Here's a program to print the number of digits required for maximum and minimum values
doublecan take for any system:For me, it prints:
Since 27 includes a newline but doesn't include the terminating
0for the strings, I would say that on this system, 27 should suffice. Forlong double, the answer seems to be 27 and 28 forLDBL_MAXandLDBL_MINrespectively on my system.The man page (on my for
sprintfsays this about%g:Similar wording is in the C standard.
So I think you will be safe if you used the output from the above program as your array size.

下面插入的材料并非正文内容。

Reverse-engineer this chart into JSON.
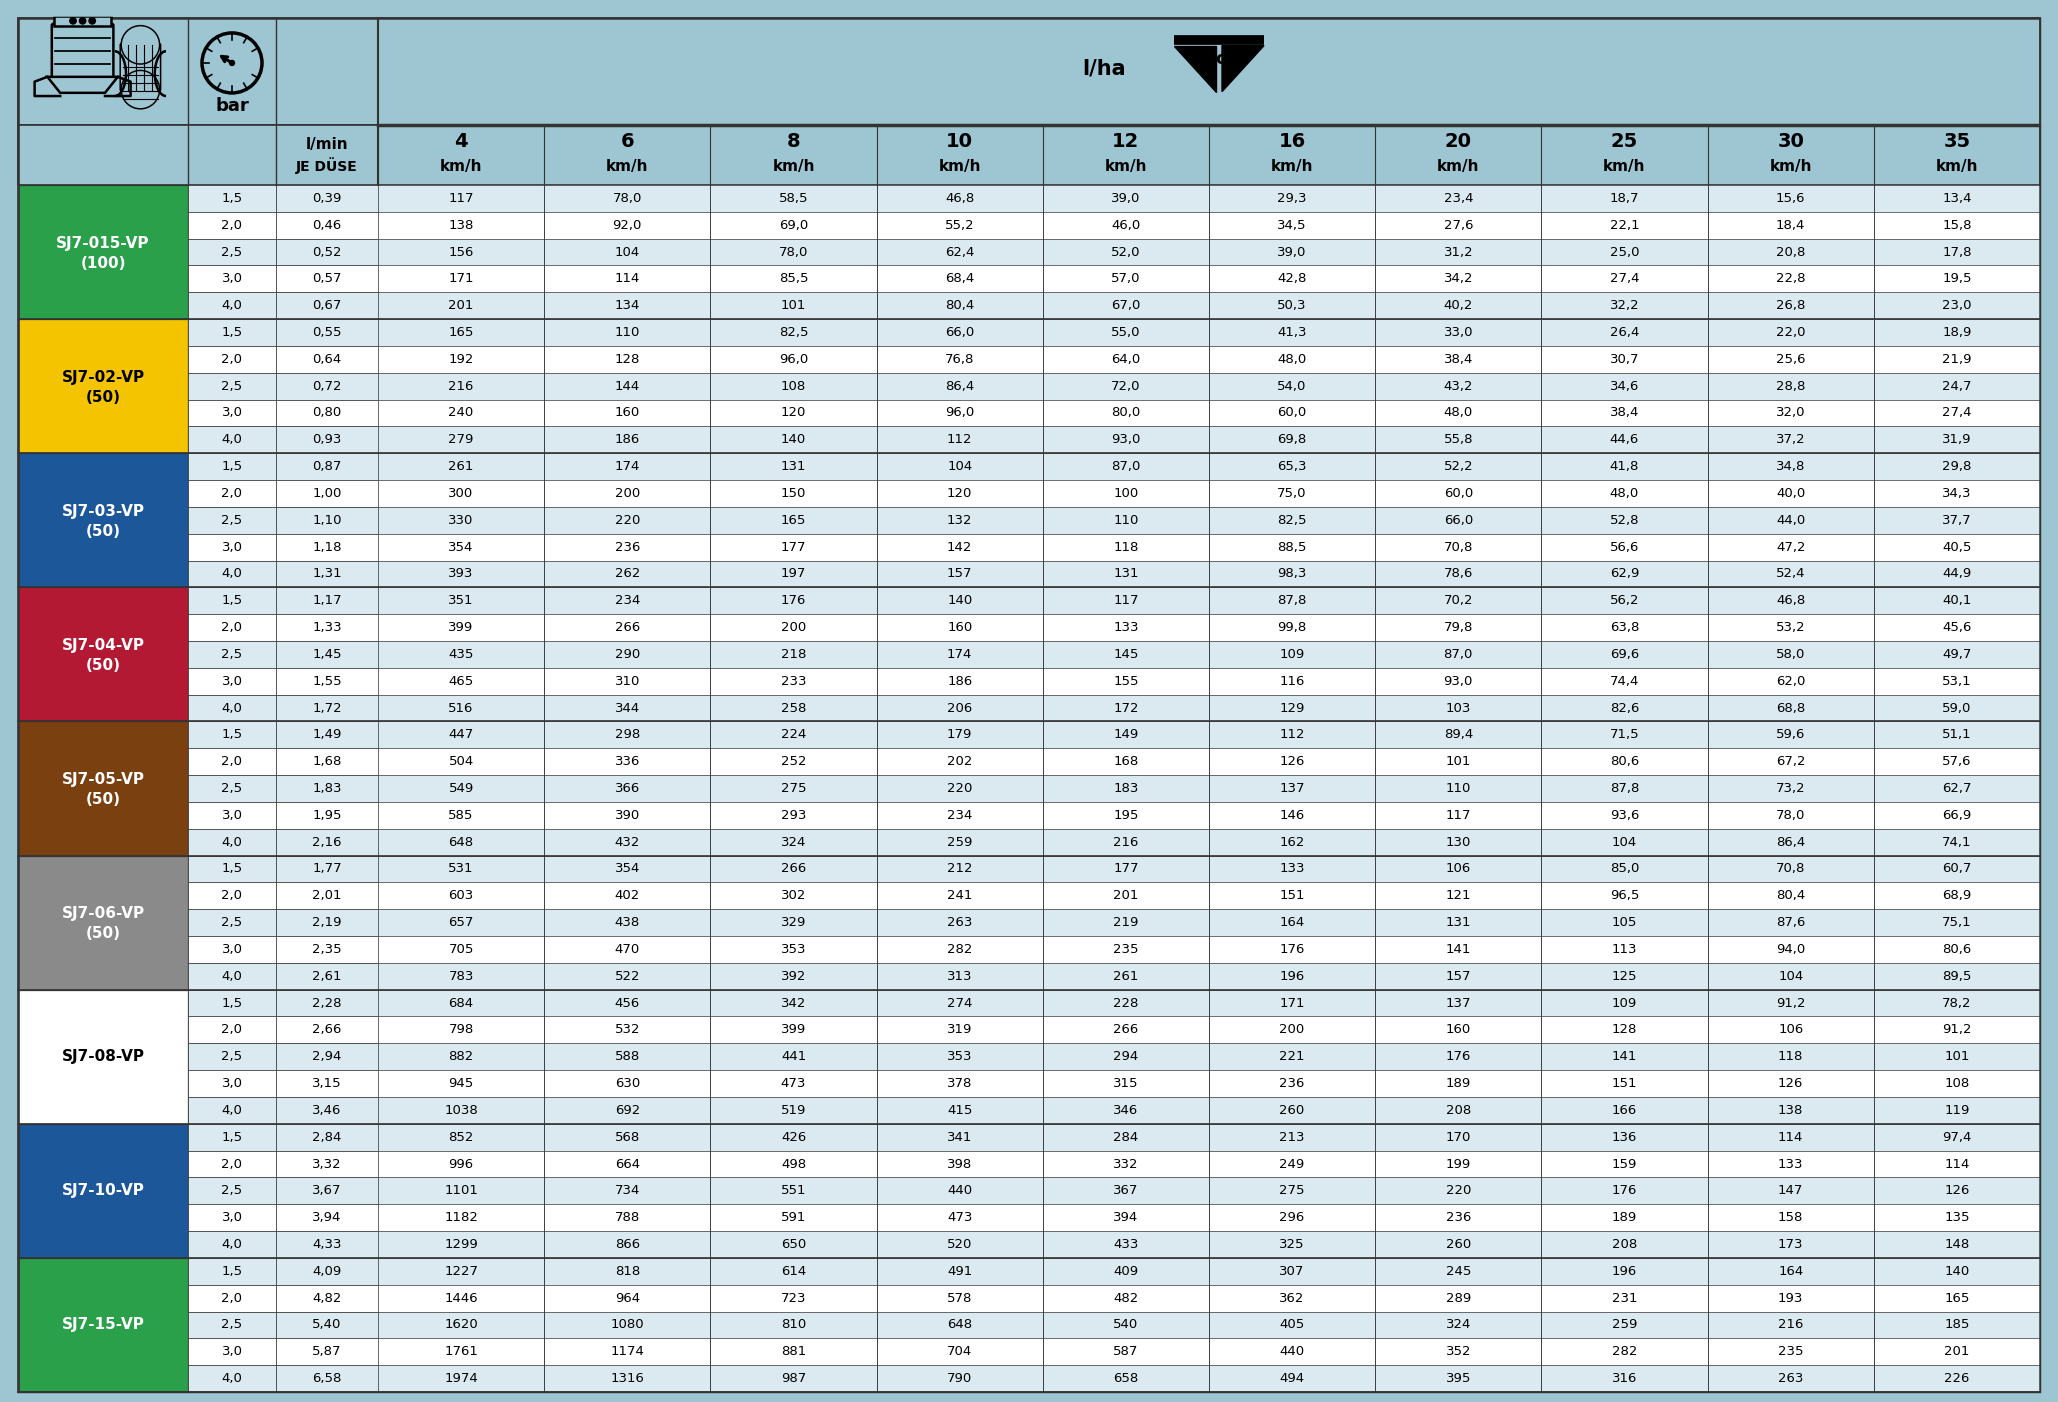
{
  "background_color": "#9ec5d2",
  "row_color_odd": "#daeaf0",
  "row_color_even": "#ffffff",
  "pressures": [
    1.5,
    2.0,
    2.5,
    3.0,
    4.0
  ],
  "nozzle_groups": [
    {
      "name": "SJ7-015-VP",
      "sub": "(100)",
      "color": "#2ba04a",
      "text_color": "#ffffff",
      "lmin_values": [
        "0,39",
        "0,46",
        "0,52",
        "0,57",
        "0,67"
      ],
      "data": [
        [
          "117",
          "78,0",
          "58,5",
          "46,8",
          "39,0",
          "29,3",
          "23,4",
          "18,7",
          "15,6",
          "13,4"
        ],
        [
          "138",
          "92,0",
          "69,0",
          "55,2",
          "46,0",
          "34,5",
          "27,6",
          "22,1",
          "18,4",
          "15,8"
        ],
        [
          "156",
          "104",
          "78,0",
          "62,4",
          "52,0",
          "39,0",
          "31,2",
          "25,0",
          "20,8",
          "17,8"
        ],
        [
          "171",
          "114",
          "85,5",
          "68,4",
          "57,0",
          "42,8",
          "34,2",
          "27,4",
          "22,8",
          "19,5"
        ],
        [
          "201",
          "134",
          "101",
          "80,4",
          "67,0",
          "50,3",
          "40,2",
          "32,2",
          "26,8",
          "23,0"
        ]
      ]
    },
    {
      "name": "SJ7-02-VP",
      "sub": "(50)",
      "color": "#f5c400",
      "text_color": "#000000",
      "lmin_values": [
        "0,55",
        "0,64",
        "0,72",
        "0,80",
        "0,93"
      ],
      "data": [
        [
          "165",
          "110",
          "82,5",
          "66,0",
          "55,0",
          "41,3",
          "33,0",
          "26,4",
          "22,0",
          "18,9"
        ],
        [
          "192",
          "128",
          "96,0",
          "76,8",
          "64,0",
          "48,0",
          "38,4",
          "30,7",
          "25,6",
          "21,9"
        ],
        [
          "216",
          "144",
          "108",
          "86,4",
          "72,0",
          "54,0",
          "43,2",
          "34,6",
          "28,8",
          "24,7"
        ],
        [
          "240",
          "160",
          "120",
          "96,0",
          "80,0",
          "60,0",
          "48,0",
          "38,4",
          "32,0",
          "27,4"
        ],
        [
          "279",
          "186",
          "140",
          "112",
          "93,0",
          "69,8",
          "55,8",
          "44,6",
          "37,2",
          "31,9"
        ]
      ]
    },
    {
      "name": "SJ7-03-VP",
      "sub": "(50)",
      "color": "#1c5799",
      "text_color": "#ffffff",
      "lmin_values": [
        "0,87",
        "1,00",
        "1,10",
        "1,18",
        "1,31"
      ],
      "data": [
        [
          "261",
          "174",
          "131",
          "104",
          "87,0",
          "65,3",
          "52,2",
          "41,8",
          "34,8",
          "29,8"
        ],
        [
          "300",
          "200",
          "150",
          "120",
          "100",
          "75,0",
          "60,0",
          "48,0",
          "40,0",
          "34,3"
        ],
        [
          "330",
          "220",
          "165",
          "132",
          "110",
          "82,5",
          "66,0",
          "52,8",
          "44,0",
          "37,7"
        ],
        [
          "354",
          "236",
          "177",
          "142",
          "118",
          "88,5",
          "70,8",
          "56,6",
          "47,2",
          "40,5"
        ],
        [
          "393",
          "262",
          "197",
          "157",
          "131",
          "98,3",
          "78,6",
          "62,9",
          "52,4",
          "44,9"
        ]
      ]
    },
    {
      "name": "SJ7-04-VP",
      "sub": "(50)",
      "color": "#b31933",
      "text_color": "#ffffff",
      "lmin_values": [
        "1,17",
        "1,33",
        "1,45",
        "1,55",
        "1,72"
      ],
      "data": [
        [
          "351",
          "234",
          "176",
          "140",
          "117",
          "87,8",
          "70,2",
          "56,2",
          "46,8",
          "40,1"
        ],
        [
          "399",
          "266",
          "200",
          "160",
          "133",
          "99,8",
          "79,8",
          "63,8",
          "53,2",
          "45,6"
        ],
        [
          "435",
          "290",
          "218",
          "174",
          "145",
          "109",
          "87,0",
          "69,6",
          "58,0",
          "49,7"
        ],
        [
          "465",
          "310",
          "233",
          "186",
          "155",
          "116",
          "93,0",
          "74,4",
          "62,0",
          "53,1"
        ],
        [
          "516",
          "344",
          "258",
          "206",
          "172",
          "129",
          "103",
          "82,6",
          "68,8",
          "59,0"
        ]
      ]
    },
    {
      "name": "SJ7-05-VP",
      "sub": "(50)",
      "color": "#7b4010",
      "text_color": "#ffffff",
      "lmin_values": [
        "1,49",
        "1,68",
        "1,83",
        "1,95",
        "2,16"
      ],
      "data": [
        [
          "447",
          "298",
          "224",
          "179",
          "149",
          "112",
          "89,4",
          "71,5",
          "59,6",
          "51,1"
        ],
        [
          "504",
          "336",
          "252",
          "202",
          "168",
          "126",
          "101",
          "80,6",
          "67,2",
          "57,6"
        ],
        [
          "549",
          "366",
          "275",
          "220",
          "183",
          "137",
          "110",
          "87,8",
          "73,2",
          "62,7"
        ],
        [
          "585",
          "390",
          "293",
          "234",
          "195",
          "146",
          "117",
          "93,6",
          "78,0",
          "66,9"
        ],
        [
          "648",
          "432",
          "324",
          "259",
          "216",
          "162",
          "130",
          "104",
          "86,4",
          "74,1"
        ]
      ]
    },
    {
      "name": "SJ7-06-VP",
      "sub": "(50)",
      "color": "#8a8a8a",
      "text_color": "#ffffff",
      "lmin_values": [
        "1,77",
        "2,01",
        "2,19",
        "2,35",
        "2,61"
      ],
      "data": [
        [
          "531",
          "354",
          "266",
          "212",
          "177",
          "133",
          "106",
          "85,0",
          "70,8",
          "60,7"
        ],
        [
          "603",
          "402",
          "302",
          "241",
          "201",
          "151",
          "121",
          "96,5",
          "80,4",
          "68,9"
        ],
        [
          "657",
          "438",
          "329",
          "263",
          "219",
          "164",
          "131",
          "105",
          "87,6",
          "75,1"
        ],
        [
          "705",
          "470",
          "353",
          "282",
          "235",
          "176",
          "141",
          "113",
          "94,0",
          "80,6"
        ],
        [
          "783",
          "522",
          "392",
          "313",
          "261",
          "196",
          "157",
          "125",
          "104",
          "89,5"
        ]
      ]
    },
    {
      "name": "SJ7-08-VP",
      "sub": "",
      "color": "#ffffff",
      "text_color": "#000000",
      "lmin_values": [
        "2,28",
        "2,66",
        "2,94",
        "3,15",
        "3,46"
      ],
      "data": [
        [
          "684",
          "456",
          "342",
          "274",
          "228",
          "171",
          "137",
          "109",
          "91,2",
          "78,2"
        ],
        [
          "798",
          "532",
          "399",
          "319",
          "266",
          "200",
          "160",
          "128",
          "106",
          "91,2"
        ],
        [
          "882",
          "588",
          "441",
          "353",
          "294",
          "221",
          "176",
          "141",
          "118",
          "101"
        ],
        [
          "945",
          "630",
          "473",
          "378",
          "315",
          "236",
          "189",
          "151",
          "126",
          "108"
        ],
        [
          "1038",
          "692",
          "519",
          "415",
          "346",
          "260",
          "208",
          "166",
          "138",
          "119"
        ]
      ]
    },
    {
      "name": "SJ7-10-VP",
      "sub": "",
      "color": "#1c5799",
      "text_color": "#ffffff",
      "lmin_values": [
        "2,84",
        "3,32",
        "3,67",
        "3,94",
        "4,33"
      ],
      "data": [
        [
          "852",
          "568",
          "426",
          "341",
          "284",
          "213",
          "170",
          "136",
          "114",
          "97,4"
        ],
        [
          "996",
          "664",
          "498",
          "398",
          "332",
          "249",
          "199",
          "159",
          "133",
          "114"
        ],
        [
          "1101",
          "734",
          "551",
          "440",
          "367",
          "275",
          "220",
          "176",
          "147",
          "126"
        ],
        [
          "1182",
          "788",
          "591",
          "473",
          "394",
          "296",
          "236",
          "189",
          "158",
          "135"
        ],
        [
          "1299",
          "866",
          "650",
          "520",
          "433",
          "325",
          "260",
          "208",
          "173",
          "148"
        ]
      ]
    },
    {
      "name": "SJ7-15-VP",
      "sub": "",
      "color": "#2ba04a",
      "text_color": "#ffffff",
      "lmin_values": [
        "4,09",
        "4,82",
        "5,40",
        "5,87",
        "6,58"
      ],
      "data": [
        [
          "1227",
          "818",
          "614",
          "491",
          "409",
          "307",
          "245",
          "196",
          "164",
          "140"
        ],
        [
          "1446",
          "964",
          "723",
          "578",
          "482",
          "362",
          "289",
          "231",
          "193",
          "165"
        ],
        [
          "1620",
          "1080",
          "810",
          "648",
          "540",
          "405",
          "324",
          "259",
          "216",
          "185"
        ],
        [
          "1761",
          "1174",
          "881",
          "704",
          "587",
          "440",
          "352",
          "282",
          "235",
          "201"
        ],
        [
          "1974",
          "1316",
          "987",
          "790",
          "658",
          "494",
          "395",
          "316",
          "263",
          "226"
        ]
      ]
    }
  ]
}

如果您使用的平台支持 POSIX 或 C99,则应该能够使用
snprintf来计算您需要的缓冲区的大小。snprintf接受一个参数,指示您传入的缓冲区的大小;如果字符串的大小超过该缓冲区的大小,它会截断输出以适合缓冲区,并返回适合整个输出所需的空间量。您可以使用它的输出来分配大小正确的缓冲区。如果您只想计算所需的缓冲区大小,则可以传入 NULL 作为缓冲区和大小 0 来计算需要多少空间。使用后请记住
free(buf)以避免内存泄漏。这样做的问题是它无法在 Visual Studio 中运行,它仍然不支持 C99。虽然他们有 类似
snprintf,如果传入的缓冲区太小,它不会返回需要的大小,而是返回-1,这是完全没有用的(并且它不接受NULL< /code> 作为缓冲区,即使长度为0)。如果您不介意截断,则可以简单地将
snprintf与固定大小的缓冲区一起使用,并确保不会溢出它:请确保在
snprintf< 上检查您的平台文档/代码>;特别是,如果字符串被截断,某些平台可能不会在字符串末尾添加终止 null,因此您可能需要自己执行此操作。If you are on a platform that supports POSIX or C99, you should be able to use
snprintfto compute the size of the buffer you will need.snprintftakes a parameter indicating the size of the buffer you are passing in; if the size of the string would exceed the size of that buffer, it truncates the output to fit into the buffer, and returns the amount of space it would have needed to fit the entire output. You can use the output of this to allocate a buffer that's the exact right size. If you just want to compute the size of the buffer you need, you can pass in NULL as the buffer and a size of 0 to compute how much space you need.Remember to
free(buf)after you've used it to avoid memory leaks.The problem with this is that it won't work in Visual Studio, which still does not support C99. While they have something like
snprintf, if the buffer passed in is too small, it does not return the size needed, but returns-1instead, which is completely useless (and it does not acceptNULLas a buffer, even with a0length).If you don't mind truncating, you can simply use
snprintfwith a fixed size buffer, and be assured that you won't overflow it:Make sure you check your platform docs on
snprintf; in particular, some platforms may not add a terminating null at the end of the string if the string is truncated, so you may need to do that yourself.